Le FSN commence à distribuer ses aides
L'activation depuis quelques semaines du FSN participe à cette "stimulation" de l'offre. Les premières collectivités territoriales bénéficiaires ont d'abord été l'Auvergne et ses quatre départements (Allier, Cantal, Haute-Loire et Puy-de-Dôme, pour 35,5 millions d'euros) ainsi que la Manche (18,5 millions). Cette semaine, deux autres candidats ont obtenu un soutien : la Bretagne (66 millions d'euros) pour le déploiement d'une première tranche de 185.000 lignes en fibre optique jusqu'à l'abonné, dont la moitié en zone rurale, et la Haute-Marne (6 millions d'euros), notamment pour l'équipement de Langres en FTTH. Au total, 126 millions d'euros ont été engagés sur des programmes portés par dix départements français.

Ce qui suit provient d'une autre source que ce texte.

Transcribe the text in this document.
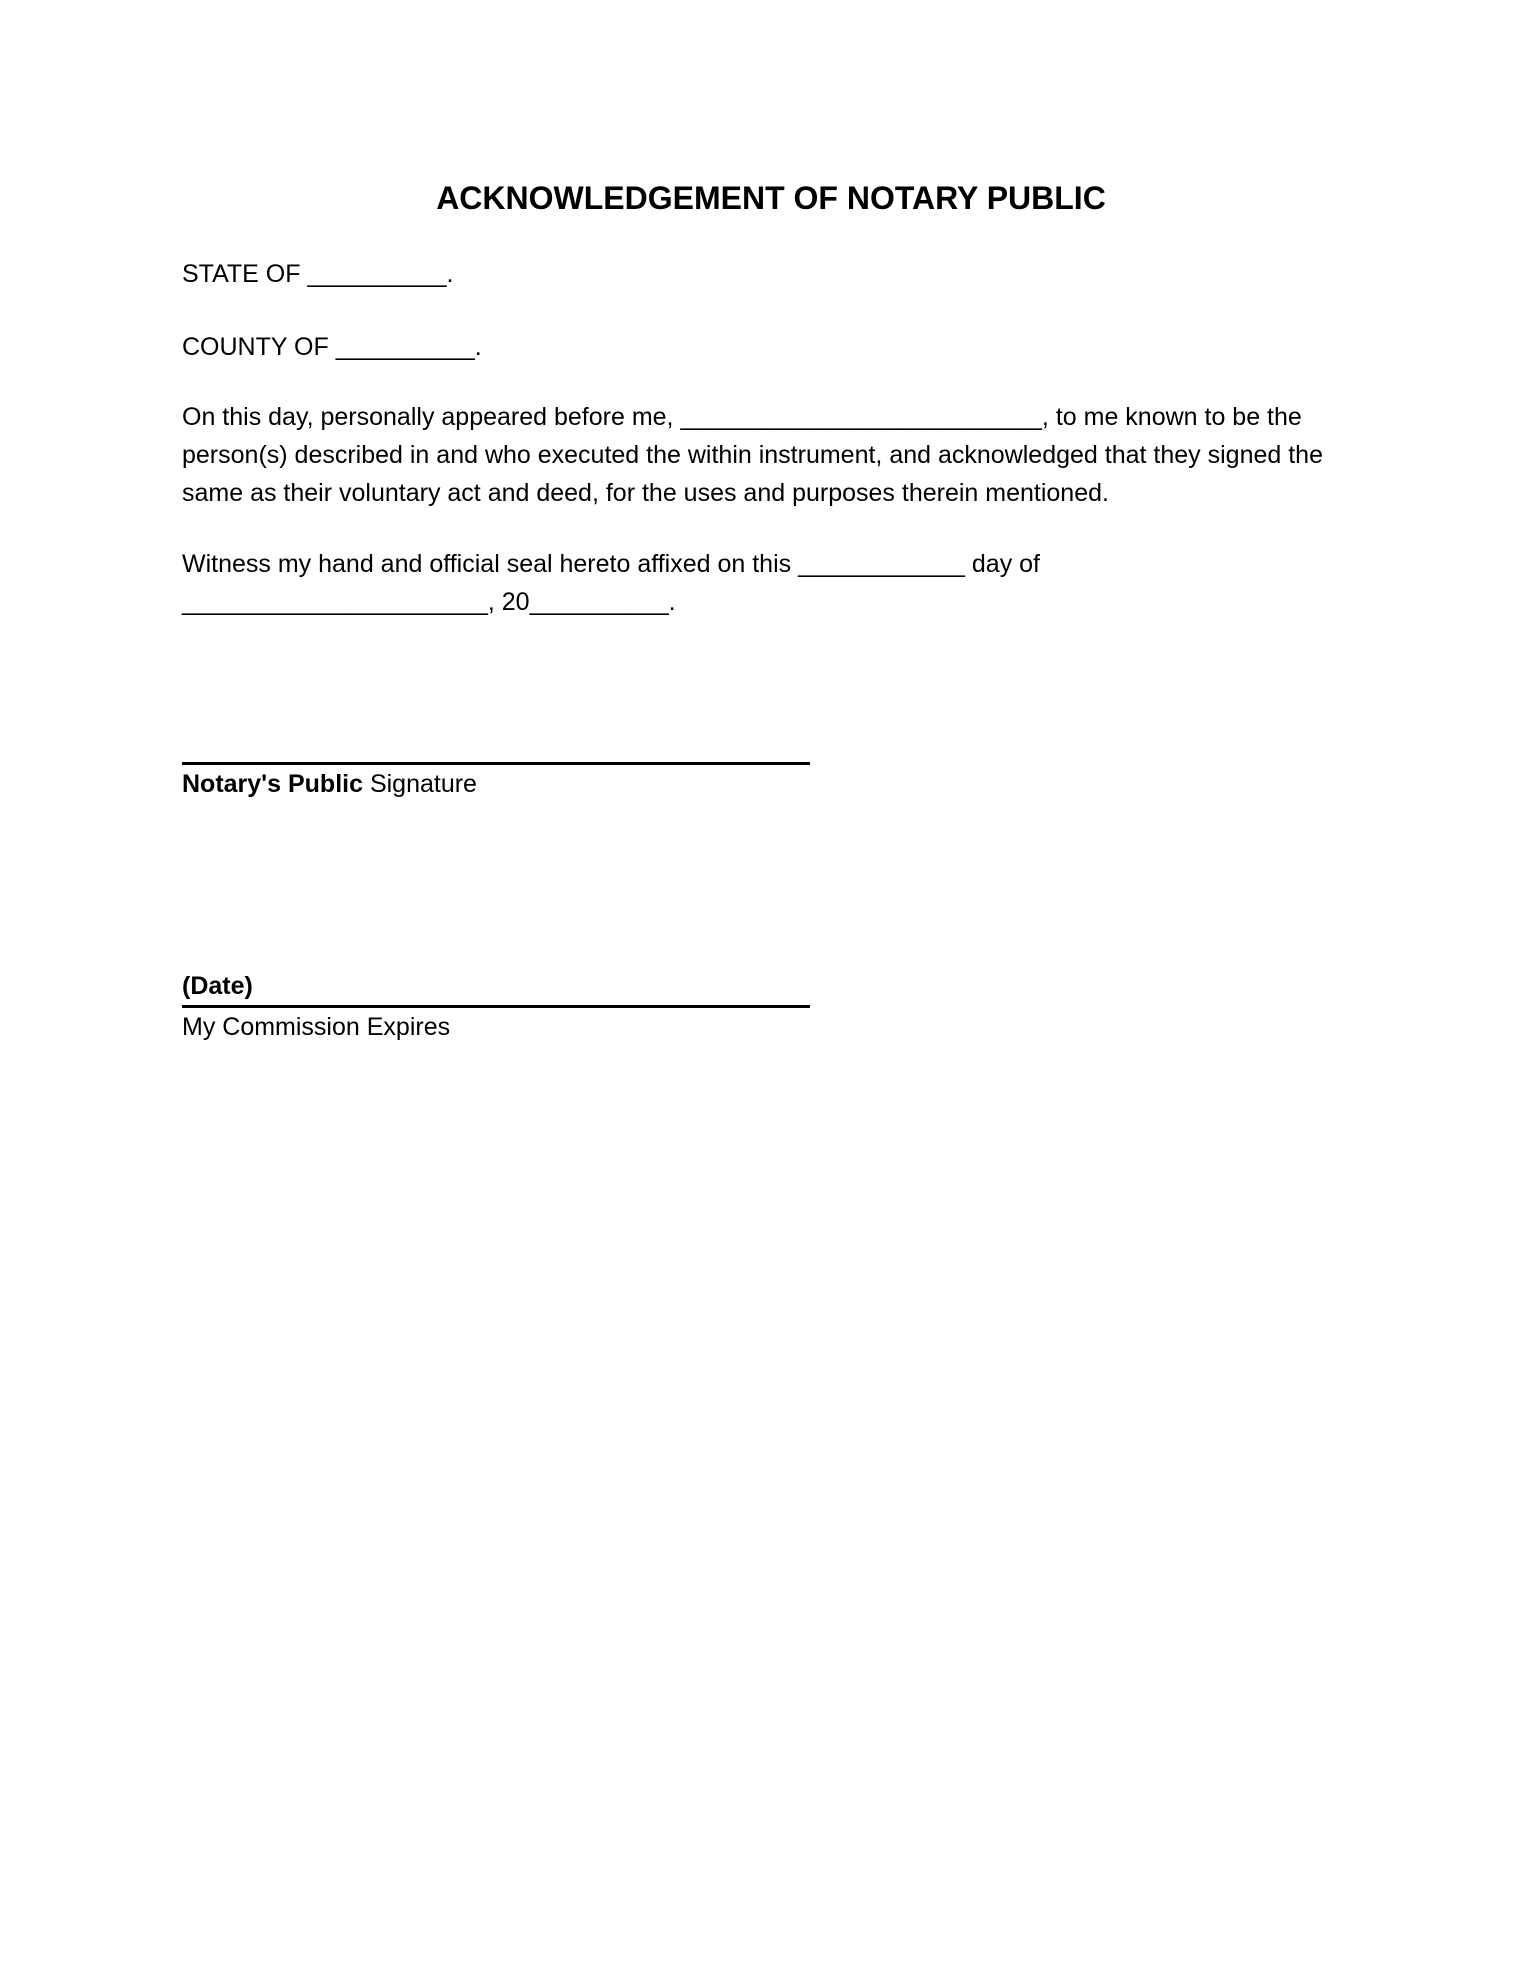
ACKNOWLEDGEMENT OF NOTARY PUBLIC

STATE OF __________.

COUNTY OF __________.

On this day, personally appeared before me, __________________________, to me known to be the
person(s) described in and who executed the within instrument, and acknowledged that they signed the
same as their voluntary act and deed, for the uses and purposes therein mentioned.
Witness my hand and official seal hereto affixed on this ____________ day of
______________________, 20__________.

Notary's Public Signature

(Date)

My Commission Expires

Orange devient client du réseau FTTH de la Manche
L'autre changement est venu de France télécom/Orange qui sera bientôt client du réseau FTTH manchois. L'accord de cofinancement pour les communes de Saint-Lô et Cherbourg (26.000 prises), officialisé le 21 mars à l'Assemblée nationale, devrait être signé dans les prochaines semaines avec le délégataire Manche télécom (70% SFR, 30% Caisse des Dépôts). France télécom/Orange avait déjà franchi une étape en répondant aux projets des collectivités locales et en obtenant ses deux premières DSP (délégations de service public) à Laval et à Palaiseau. Mais l'opérateur historique n'avait encore jamais été client d'un RIP dont il n'était pas lui-même constructeur du réseau. L'accord de la Manche est donc une première qui résulte d'un travail de 18 mois. Roland Courteille, directeur de Manche numérique, raconte : "Suite à une expérimentation FTTH menée sur 900 logements à Saint-Lô avec Manche télécom, SFR et France télécom, nous avons refondu notre catalogue de services et en particulier abandonné le principe d'achat par plaques qui revenait à effectuer un investissement important pour l'opérateur. Nous proposons désormais un achat par tranches, plus progressif, qui pourra être utilisé aussi dans le cadre de la prochaine DSP en affermage prévue pour avril prochain. Par ailleurs, dans le calcul des tarifs nous avons également tenu compte de la réalité des catalogues de SFR et de France télécom." Les 26.000 foyers bientôt raccordables de Cherbourg et de Saint-Lô pourront donc bénéficier de la double offre commerciale, d'Orange et de SFR. Cet accord ne signifie pas encore une large ouverture, car chaque contexte local compte et fera l'objet de négociations spécifiques. Mais il esquisse un modèle de coinvestissement avec les opérateurs et laisse espérer de nouveaux débouchés pour les RIP.
La mobilisation du secteur public représente aujourd'hui un des meilleurs atouts pour le déploiement du très haut débit. Mais la croissance dépend aussi du dynamisme des investisseurs privés. Pour que la cohabitation s'enrichisse et porte les territoires sur la bonne pente, un rééquilibrage des rapports entre initiative privée et initiative publique sera sans doute nécessaire comme le souhaitent beaucoup d'élus locaux toutes tendances confondues. Mais compte tenu de toutes les contraintes, la marge de manoeuvre sera étroite et délicate à gérer.